Houses for sale languish as market hits summer slump

Houses are lingering on the market as the Washington area — as well as the rest of the country — faces a sluggish late summer.

The number of houses for sale

 

swelled 5.67 percent from June to July and climbed 13 percent over the past three months — both tops in the country, according to a report from Altos Research, a Mountain View, Calif., real estate analytics company.

“I don’t know what to tell you — it’s not a wonderful market,” said Ken Montville, a Re/Max real estate agent based mostly in Montgomery and Prince George’s counties.

Nationally, existing-home sales plummeted in July to their lowest level since 1999, according to data released Tuesday by the National Association of Realtors. Single-family sales, which account for the bulk of transactions, are at the lowest level since May 1995.

Sales have slowed since the

 

homebuyers’ tax credit ended in June

 

and as lenders are requiring more money down and better credit scores to secure loans, Montville said.

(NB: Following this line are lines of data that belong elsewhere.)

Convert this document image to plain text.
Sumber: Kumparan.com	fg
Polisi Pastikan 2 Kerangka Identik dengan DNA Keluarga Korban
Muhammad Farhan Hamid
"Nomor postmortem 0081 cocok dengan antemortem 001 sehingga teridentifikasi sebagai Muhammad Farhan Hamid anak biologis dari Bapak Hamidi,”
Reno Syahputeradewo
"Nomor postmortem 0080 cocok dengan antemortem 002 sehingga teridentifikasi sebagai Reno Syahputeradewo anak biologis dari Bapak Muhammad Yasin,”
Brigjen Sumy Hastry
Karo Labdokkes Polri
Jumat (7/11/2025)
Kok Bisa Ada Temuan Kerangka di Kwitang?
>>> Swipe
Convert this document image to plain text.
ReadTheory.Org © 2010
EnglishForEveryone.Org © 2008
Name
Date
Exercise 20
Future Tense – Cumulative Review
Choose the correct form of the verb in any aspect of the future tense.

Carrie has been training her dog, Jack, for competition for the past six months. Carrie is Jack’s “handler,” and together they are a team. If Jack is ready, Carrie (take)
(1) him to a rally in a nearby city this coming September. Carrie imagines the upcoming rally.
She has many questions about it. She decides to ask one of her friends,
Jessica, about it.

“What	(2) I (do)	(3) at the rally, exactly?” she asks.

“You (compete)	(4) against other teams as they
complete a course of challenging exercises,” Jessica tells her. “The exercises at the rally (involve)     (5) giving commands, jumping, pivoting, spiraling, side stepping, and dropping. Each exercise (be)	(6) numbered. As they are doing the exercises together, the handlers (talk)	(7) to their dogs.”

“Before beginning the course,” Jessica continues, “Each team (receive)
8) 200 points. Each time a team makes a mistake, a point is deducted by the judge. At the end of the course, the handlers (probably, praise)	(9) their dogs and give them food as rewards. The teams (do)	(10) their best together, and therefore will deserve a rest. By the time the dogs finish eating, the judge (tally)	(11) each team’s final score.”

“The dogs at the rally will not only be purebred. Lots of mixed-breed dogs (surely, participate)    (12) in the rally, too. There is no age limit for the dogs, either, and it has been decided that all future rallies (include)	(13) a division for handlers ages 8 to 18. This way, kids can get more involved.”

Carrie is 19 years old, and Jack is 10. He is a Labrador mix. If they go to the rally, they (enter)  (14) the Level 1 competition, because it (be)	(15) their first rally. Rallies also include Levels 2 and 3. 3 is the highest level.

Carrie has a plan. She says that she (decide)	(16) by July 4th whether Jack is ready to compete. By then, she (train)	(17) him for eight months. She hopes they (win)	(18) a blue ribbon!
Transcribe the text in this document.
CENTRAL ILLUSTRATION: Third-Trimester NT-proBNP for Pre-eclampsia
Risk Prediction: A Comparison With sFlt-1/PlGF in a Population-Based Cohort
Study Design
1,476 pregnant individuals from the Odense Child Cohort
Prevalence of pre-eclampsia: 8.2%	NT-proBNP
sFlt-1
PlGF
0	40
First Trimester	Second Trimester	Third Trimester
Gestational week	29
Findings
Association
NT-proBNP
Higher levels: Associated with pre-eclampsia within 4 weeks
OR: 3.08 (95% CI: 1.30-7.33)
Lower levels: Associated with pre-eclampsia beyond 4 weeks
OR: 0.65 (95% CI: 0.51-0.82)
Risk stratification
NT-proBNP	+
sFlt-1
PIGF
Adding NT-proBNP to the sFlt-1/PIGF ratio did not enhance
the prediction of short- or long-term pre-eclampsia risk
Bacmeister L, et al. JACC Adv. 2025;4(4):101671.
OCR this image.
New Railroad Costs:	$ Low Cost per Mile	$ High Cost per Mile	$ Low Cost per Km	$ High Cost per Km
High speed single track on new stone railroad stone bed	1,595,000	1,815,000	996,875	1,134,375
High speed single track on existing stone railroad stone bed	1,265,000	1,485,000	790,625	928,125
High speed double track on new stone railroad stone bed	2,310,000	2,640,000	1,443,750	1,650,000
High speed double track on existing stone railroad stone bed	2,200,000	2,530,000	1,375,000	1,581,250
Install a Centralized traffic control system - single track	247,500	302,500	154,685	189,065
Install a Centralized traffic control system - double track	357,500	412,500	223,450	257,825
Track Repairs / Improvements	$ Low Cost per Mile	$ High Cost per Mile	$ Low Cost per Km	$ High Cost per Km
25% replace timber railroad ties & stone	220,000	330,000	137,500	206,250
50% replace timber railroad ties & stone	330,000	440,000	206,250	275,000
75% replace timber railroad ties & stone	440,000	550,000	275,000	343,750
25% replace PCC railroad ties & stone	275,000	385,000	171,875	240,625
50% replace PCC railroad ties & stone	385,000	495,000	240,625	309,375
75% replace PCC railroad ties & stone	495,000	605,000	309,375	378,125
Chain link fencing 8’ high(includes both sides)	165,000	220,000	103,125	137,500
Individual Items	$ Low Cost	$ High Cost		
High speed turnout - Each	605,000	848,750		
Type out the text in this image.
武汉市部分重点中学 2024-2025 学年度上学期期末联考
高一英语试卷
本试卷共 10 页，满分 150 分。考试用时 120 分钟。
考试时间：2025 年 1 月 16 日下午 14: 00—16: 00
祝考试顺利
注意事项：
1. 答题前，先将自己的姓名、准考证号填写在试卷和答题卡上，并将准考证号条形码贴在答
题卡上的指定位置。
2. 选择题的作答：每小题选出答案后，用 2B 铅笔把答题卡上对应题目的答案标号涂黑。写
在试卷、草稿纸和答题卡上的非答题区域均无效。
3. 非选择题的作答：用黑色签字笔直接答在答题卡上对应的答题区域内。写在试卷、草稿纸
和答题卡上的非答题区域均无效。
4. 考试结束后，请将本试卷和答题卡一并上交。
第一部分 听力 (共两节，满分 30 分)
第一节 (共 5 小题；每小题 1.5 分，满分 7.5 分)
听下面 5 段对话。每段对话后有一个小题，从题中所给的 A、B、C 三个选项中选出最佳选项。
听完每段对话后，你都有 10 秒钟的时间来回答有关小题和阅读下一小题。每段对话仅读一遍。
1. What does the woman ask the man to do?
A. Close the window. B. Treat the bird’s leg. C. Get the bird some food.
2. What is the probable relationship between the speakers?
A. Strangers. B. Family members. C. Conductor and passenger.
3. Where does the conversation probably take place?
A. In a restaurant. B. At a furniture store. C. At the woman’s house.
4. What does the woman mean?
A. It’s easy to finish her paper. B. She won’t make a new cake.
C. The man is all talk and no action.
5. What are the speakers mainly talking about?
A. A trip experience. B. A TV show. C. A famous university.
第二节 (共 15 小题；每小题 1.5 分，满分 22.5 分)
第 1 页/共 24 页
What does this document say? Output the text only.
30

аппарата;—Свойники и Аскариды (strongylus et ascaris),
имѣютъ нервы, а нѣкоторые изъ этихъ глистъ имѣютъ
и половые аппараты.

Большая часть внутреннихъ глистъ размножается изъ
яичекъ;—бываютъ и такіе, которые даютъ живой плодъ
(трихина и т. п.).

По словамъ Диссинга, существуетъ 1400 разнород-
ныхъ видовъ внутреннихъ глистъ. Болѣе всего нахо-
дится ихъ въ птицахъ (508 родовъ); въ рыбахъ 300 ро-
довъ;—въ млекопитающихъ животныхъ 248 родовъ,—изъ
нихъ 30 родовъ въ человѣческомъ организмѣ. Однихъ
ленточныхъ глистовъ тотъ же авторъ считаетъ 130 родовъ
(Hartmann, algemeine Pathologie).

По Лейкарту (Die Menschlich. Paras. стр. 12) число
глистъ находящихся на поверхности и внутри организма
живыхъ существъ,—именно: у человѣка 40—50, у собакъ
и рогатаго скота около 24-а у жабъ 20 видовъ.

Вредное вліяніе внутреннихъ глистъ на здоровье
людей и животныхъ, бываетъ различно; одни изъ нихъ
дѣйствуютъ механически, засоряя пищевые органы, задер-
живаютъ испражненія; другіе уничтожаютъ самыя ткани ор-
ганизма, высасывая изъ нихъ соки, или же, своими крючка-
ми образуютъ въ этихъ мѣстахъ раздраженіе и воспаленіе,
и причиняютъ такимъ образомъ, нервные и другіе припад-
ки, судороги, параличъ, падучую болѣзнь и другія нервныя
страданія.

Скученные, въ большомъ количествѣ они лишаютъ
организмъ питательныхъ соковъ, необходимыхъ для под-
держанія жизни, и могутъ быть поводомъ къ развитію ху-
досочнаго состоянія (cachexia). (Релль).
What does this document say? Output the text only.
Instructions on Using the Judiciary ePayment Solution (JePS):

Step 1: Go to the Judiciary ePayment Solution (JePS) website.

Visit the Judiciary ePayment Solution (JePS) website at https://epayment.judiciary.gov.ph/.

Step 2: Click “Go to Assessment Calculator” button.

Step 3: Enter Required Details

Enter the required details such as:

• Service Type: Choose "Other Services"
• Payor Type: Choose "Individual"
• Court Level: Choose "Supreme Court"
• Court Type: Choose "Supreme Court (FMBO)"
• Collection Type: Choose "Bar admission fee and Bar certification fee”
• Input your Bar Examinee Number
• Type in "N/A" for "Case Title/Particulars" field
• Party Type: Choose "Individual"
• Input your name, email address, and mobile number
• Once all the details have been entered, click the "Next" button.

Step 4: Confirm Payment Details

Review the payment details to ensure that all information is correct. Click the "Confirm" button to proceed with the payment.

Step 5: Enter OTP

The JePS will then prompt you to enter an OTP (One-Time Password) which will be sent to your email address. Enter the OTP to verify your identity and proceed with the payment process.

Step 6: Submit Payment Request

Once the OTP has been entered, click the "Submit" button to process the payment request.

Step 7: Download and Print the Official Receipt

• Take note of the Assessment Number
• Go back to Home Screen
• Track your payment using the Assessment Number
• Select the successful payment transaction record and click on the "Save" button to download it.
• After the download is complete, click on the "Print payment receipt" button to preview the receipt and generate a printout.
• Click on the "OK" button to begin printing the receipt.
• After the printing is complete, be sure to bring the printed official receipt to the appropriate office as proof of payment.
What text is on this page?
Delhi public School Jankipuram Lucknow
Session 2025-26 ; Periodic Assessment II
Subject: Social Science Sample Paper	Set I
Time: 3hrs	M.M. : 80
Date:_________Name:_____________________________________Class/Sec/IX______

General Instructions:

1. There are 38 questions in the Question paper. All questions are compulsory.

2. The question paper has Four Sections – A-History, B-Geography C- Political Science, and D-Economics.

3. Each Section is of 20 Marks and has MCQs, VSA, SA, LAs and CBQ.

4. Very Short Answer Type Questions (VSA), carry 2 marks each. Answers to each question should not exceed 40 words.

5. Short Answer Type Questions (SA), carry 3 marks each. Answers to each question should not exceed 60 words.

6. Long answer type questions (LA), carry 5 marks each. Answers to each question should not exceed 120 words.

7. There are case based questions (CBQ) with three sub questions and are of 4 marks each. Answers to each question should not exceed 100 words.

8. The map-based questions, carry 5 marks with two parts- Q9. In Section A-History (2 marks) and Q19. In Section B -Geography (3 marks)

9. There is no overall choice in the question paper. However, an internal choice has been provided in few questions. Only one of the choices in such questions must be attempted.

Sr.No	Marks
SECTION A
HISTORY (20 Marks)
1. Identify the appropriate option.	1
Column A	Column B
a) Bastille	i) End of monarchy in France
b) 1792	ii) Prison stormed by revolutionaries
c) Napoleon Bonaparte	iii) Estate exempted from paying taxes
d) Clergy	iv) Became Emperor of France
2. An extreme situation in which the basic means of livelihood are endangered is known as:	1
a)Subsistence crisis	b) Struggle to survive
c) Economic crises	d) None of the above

“Especially in Prince George’s County, there’s a limited amount of that,” he said. “Tighter credit standards have had a major impact.”

Congress extended the tax credit deadline to Sept. 30, but only for homebuyers who had agreements in place before April 30.

The dearth of activity comes even as mortgage rates remain at historically low levels; a 30-year fixed-rate mortgage averaged 4.44 percent the week ending Aug. 19, according to McLean mortgage giant Freddie Mac.

But Montville said that as mortgage rates continue to plummet, many buyers are sitting on the sidelines and waiting for the “lowest rate.”

Homes costing $500,000 and more are sitting on the market for a long time, said David Dowies, principal broker of the Centreville-based Portfolio Realty Solutions, who also noted a generational trend.

“I think the older generation is a bit more cautious now,” he said. “Typically, they’re more conservative and they won’t make a move until they know what’s going to happen with the nest egg.”

Dowies did note, though, that the federal government and military give the Washington area a stronger job market than the rest of the nation. Preliminary unemployment figures for July were 7 percent in Virginia, 7.1 percent in Maryland and 9.8 percent in D.C., which was down from a peak of 12.0 percent in January. The national rate was 9.5 percent.

Lawrence Yun, the NAR’s chief economist, said that if employment improves, so, too, could the real estate market.

“Given the rock-bottom mortgage interest rates and historically high housing affordability conditions, the pace of a sales recovery could pick up quickly,” he said, “provided the economy consistently adds jobs.”